Testing for HIV drug resistance

By Dr Matt Wilkinson

- Last updated on GMT

Related tags Dna

The development of a highly sensitive assay for the detection of
drug-resistant HIV strains could aid our understanding of how the
virus mutates, helping new drug discovery programs.

The scientists from Duke University have developed an assay to identify drug-resistant strains of HIV and provide a new way to study the effectiveness of antiviral therapies and predict patient drug response. The implementation of the assay could provide the 40 million worldwide sufferers of HIV new hope of more effective therapies and treatment regimes.

The HIV virus not only reproduces very rapidly, it also mutates very easily. This leads to infected people having many different forms of the virus in their body and a few of these mutations can lead to drug resistance.

Talking to DrugResearcher.com, Feng Gao, MD and associate professor of medicine at Duke University, said: "The test identifies drug-resistant strains of HIV in patients blood systems and could allow clinicians to choose the right drugs to help delay resistance."

"It may also help scientists understand how the constantly evolving virus develops drug resistance."

Strains that have developed drug resistance quickly become the most prominent in the body during antiretroviral therapies that do not fully suppress the virus. This causes problems for pharmaceutical companies trying to develop antiretroviral therapies as the virus can quickly mutate into resistant types

"The problem with HIV is that it is so variable that sooner or later most patients will develop resistance,"​ said Dr Gao.

Of the 20 drugs commonly available for treating the HIV virus, all but one target two of the virus' genes, reverse transcriptase and protease. The test examines these genes for mutations that can confer resistance to antiviral drugs.

The researchers developed a highly sensitive assay known as a parallel allele-specific sequencing (PASS) assay that simultaneously analyses a large number of viral genomes and detects minor drug resistant populations, between 0.1 and 0.01 per cent of the total population.

The PASS assay applies the polymerase colony (polony) technique, which involves pouring a small amount of sample onto a slide so that the individual DNA samples are separated. The new technique uses a slide that has one polymerase chain reaction (PCR) primer covalently linked to the gel matrix. This means that the PCR products accumulate around individual DNA templates and form distinct spots (polonies) at the amplification sites.

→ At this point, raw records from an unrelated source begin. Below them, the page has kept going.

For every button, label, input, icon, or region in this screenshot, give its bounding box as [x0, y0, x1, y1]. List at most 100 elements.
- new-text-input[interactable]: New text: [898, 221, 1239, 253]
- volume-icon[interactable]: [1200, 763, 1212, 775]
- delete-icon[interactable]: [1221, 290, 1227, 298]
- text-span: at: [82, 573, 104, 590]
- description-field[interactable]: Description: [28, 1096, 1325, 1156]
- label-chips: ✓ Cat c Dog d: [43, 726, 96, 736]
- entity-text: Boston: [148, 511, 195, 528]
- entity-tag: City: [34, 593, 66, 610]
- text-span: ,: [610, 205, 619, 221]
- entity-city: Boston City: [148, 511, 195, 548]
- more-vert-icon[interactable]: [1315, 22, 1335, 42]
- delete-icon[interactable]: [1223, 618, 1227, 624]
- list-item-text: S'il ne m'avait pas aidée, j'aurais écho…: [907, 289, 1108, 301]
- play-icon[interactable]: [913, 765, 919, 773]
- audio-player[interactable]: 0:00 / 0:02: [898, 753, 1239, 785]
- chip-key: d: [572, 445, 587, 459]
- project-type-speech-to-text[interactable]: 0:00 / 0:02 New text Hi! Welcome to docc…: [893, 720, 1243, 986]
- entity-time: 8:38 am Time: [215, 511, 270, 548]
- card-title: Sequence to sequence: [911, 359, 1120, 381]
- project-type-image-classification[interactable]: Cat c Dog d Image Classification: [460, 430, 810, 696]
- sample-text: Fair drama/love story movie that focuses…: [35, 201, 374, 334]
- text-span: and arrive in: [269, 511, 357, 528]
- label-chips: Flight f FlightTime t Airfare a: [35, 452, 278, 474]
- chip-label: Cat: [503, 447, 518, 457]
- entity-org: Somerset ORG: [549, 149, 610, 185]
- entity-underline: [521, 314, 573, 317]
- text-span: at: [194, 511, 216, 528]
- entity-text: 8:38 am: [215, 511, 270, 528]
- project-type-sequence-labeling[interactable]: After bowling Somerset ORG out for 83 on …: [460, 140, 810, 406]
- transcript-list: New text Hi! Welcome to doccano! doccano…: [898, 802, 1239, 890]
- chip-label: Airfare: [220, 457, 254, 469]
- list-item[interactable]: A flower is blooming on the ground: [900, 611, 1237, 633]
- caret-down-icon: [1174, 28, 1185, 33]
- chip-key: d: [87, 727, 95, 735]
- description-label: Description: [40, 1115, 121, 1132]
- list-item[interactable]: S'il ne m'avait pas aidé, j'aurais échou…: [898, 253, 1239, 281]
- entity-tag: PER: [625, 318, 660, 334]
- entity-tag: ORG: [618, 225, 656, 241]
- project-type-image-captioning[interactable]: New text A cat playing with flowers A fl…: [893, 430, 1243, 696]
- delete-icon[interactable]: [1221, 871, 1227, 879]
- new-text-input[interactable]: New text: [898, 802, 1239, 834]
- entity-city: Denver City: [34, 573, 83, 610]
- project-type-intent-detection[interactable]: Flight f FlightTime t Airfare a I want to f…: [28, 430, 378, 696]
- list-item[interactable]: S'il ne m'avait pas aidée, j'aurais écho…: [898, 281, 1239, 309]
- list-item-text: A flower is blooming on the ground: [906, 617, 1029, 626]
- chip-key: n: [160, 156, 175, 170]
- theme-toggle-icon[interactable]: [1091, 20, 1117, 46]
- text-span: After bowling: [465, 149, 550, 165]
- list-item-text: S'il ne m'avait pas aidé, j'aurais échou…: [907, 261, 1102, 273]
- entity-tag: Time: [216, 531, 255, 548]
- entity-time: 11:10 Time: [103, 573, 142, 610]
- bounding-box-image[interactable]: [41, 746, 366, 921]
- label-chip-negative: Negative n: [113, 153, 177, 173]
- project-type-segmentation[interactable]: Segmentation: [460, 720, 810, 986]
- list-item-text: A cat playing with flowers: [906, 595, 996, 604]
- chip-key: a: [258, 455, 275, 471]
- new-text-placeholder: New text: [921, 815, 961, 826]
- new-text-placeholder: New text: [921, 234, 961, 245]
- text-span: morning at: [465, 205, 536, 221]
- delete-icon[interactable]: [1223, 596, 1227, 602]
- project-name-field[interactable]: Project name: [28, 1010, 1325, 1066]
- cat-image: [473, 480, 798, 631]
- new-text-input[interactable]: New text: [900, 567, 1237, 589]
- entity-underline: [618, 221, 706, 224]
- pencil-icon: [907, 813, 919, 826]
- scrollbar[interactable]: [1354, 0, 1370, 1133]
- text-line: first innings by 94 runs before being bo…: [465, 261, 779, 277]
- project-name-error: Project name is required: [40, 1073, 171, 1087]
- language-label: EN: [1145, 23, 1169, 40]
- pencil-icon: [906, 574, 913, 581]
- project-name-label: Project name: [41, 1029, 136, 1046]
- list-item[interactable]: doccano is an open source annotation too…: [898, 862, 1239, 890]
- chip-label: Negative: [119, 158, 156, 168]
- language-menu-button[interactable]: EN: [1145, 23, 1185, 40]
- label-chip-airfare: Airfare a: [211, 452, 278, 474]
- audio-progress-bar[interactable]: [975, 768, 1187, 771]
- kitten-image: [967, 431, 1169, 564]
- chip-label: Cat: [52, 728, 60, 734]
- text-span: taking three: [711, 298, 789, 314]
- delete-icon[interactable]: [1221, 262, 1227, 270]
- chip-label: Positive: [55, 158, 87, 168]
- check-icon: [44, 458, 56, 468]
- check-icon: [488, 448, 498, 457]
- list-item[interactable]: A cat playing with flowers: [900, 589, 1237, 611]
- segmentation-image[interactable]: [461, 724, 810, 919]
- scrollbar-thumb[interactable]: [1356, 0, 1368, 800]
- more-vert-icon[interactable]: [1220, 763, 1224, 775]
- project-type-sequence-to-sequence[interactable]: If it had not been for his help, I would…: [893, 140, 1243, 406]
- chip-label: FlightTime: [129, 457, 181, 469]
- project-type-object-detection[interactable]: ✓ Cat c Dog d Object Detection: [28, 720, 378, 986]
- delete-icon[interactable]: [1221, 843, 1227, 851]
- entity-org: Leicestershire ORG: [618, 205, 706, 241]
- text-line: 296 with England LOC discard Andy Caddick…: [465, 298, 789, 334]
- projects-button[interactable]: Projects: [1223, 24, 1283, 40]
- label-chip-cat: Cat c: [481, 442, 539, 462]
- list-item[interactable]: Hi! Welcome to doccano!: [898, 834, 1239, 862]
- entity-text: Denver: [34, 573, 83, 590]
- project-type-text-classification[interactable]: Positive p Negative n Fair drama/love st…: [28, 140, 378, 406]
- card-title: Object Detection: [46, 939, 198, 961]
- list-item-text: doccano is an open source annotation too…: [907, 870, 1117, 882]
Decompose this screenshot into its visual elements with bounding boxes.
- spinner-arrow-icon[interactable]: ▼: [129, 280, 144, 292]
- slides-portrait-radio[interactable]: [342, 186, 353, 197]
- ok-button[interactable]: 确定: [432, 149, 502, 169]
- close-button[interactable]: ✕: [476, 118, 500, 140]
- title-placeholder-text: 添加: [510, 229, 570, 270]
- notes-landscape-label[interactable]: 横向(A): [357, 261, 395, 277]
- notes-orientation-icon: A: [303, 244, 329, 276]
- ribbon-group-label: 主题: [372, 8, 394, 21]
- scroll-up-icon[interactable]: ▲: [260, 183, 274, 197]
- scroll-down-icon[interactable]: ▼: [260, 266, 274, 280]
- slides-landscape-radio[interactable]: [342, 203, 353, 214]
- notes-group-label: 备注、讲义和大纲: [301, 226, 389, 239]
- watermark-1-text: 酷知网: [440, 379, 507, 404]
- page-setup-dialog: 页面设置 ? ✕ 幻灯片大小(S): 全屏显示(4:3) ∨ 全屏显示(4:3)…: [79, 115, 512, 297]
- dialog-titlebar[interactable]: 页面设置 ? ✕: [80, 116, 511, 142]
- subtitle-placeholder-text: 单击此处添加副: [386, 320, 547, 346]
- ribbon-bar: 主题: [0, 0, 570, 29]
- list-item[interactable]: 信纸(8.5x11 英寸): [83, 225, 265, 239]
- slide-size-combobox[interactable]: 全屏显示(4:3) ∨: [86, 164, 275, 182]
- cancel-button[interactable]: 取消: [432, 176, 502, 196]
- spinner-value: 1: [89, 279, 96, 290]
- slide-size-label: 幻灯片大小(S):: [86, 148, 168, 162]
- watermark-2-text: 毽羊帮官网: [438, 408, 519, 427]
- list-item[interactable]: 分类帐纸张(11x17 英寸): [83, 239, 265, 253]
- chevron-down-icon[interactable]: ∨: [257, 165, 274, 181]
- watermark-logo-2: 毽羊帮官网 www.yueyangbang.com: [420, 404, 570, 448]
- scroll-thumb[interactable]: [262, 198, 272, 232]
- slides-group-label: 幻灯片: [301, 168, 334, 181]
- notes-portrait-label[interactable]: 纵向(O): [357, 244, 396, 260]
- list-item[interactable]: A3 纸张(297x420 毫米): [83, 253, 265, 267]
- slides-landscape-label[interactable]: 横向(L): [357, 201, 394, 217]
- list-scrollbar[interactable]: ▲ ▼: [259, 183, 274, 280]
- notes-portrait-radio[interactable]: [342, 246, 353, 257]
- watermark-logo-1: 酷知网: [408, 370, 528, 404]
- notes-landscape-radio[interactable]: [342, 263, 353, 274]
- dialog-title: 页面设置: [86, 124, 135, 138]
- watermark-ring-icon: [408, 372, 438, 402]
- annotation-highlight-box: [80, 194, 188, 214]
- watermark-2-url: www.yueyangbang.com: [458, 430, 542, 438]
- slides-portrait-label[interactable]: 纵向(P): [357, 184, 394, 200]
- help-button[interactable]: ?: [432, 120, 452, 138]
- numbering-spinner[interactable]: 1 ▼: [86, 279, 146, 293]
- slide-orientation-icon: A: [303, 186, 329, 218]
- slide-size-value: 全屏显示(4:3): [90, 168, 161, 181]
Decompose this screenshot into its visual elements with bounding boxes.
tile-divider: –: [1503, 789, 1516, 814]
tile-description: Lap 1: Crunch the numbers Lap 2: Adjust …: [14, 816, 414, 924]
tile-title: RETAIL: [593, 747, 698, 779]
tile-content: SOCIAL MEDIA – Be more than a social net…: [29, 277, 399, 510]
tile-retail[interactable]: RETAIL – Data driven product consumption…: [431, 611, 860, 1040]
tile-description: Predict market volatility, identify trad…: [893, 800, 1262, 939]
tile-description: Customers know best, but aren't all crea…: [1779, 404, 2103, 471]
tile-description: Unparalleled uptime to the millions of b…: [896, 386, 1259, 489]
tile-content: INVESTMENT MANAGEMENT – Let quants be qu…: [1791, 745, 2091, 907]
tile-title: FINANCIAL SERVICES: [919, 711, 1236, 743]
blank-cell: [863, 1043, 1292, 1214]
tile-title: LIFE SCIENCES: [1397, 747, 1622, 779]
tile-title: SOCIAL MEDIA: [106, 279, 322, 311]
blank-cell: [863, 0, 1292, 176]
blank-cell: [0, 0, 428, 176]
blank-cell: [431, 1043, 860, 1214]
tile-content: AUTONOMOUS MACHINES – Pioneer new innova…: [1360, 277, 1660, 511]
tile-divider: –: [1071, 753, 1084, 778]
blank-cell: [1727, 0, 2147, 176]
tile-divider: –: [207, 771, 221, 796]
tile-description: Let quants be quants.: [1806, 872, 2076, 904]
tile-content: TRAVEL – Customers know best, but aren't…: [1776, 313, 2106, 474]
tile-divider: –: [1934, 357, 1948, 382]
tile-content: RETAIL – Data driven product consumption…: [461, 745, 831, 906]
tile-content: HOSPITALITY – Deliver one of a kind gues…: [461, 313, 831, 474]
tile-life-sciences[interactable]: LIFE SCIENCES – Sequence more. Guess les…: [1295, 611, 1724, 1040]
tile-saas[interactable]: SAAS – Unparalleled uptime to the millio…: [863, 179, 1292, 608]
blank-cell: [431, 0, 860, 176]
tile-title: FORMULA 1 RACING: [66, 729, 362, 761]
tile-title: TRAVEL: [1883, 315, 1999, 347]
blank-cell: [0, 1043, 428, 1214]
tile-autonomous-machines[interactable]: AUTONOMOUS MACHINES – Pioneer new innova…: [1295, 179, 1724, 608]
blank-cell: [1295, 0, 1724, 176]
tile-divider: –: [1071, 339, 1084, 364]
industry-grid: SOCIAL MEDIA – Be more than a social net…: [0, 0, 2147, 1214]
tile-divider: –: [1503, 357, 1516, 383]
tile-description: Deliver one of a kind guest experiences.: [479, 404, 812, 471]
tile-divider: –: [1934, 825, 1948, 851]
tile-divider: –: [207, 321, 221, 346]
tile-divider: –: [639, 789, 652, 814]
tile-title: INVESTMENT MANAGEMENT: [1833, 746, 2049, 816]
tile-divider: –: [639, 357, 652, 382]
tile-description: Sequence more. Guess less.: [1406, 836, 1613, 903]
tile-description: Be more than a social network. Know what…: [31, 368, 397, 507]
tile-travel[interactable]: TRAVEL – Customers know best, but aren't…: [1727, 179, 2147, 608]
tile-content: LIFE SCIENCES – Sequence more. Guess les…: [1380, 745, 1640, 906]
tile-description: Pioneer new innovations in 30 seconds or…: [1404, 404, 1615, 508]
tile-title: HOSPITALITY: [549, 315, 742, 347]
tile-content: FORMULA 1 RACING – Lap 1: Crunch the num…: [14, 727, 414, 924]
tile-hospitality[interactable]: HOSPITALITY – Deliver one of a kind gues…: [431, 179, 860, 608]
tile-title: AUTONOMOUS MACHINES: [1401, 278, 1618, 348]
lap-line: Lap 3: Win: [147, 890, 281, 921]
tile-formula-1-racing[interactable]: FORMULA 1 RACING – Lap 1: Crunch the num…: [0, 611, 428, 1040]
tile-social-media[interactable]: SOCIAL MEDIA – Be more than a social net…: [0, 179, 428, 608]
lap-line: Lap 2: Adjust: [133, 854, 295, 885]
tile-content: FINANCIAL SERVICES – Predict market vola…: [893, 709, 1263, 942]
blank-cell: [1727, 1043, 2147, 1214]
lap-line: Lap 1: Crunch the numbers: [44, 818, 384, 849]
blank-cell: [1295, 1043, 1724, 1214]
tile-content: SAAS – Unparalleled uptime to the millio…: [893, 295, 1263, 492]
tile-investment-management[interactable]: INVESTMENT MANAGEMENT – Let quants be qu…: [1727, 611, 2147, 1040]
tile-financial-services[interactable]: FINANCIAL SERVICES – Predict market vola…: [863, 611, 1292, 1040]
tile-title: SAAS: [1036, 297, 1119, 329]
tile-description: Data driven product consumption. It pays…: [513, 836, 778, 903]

After the amplification the solid phase negative DNA strands are then hybridised to sequencing primers. Single-base extension of these primers with fluorescence labelled nucleotides allows imaging with a microarray scanner to distinguish between wild type and mutated populations.

The test was so successful that it could identify a single mutated drug resistant virus out of a sample of 10,000 non-mutated viruses.

"The sensitivity of the assay is about 1000 times more sensitive that the most widely used genotypic and phenotypic assays on the market for detecting drug-resistant HIV viruses,"​ said Dr Gao.

He continued: "we have filed a patent to protect the intellectual property issues and are looking for partners to move this forward."

"We are also looking into automation to speed up the process to cut down the turn around time, currently a couple of weeks for most primary resistance mutations, to turn this into a more practical assay."

Dr Gao envisages that is may be possible to turn this into a device for both clinical and research use. The researchers are currently exploring the technique with other pathogens that can develop drug resistance such as in hepatitis B and tuberculosis.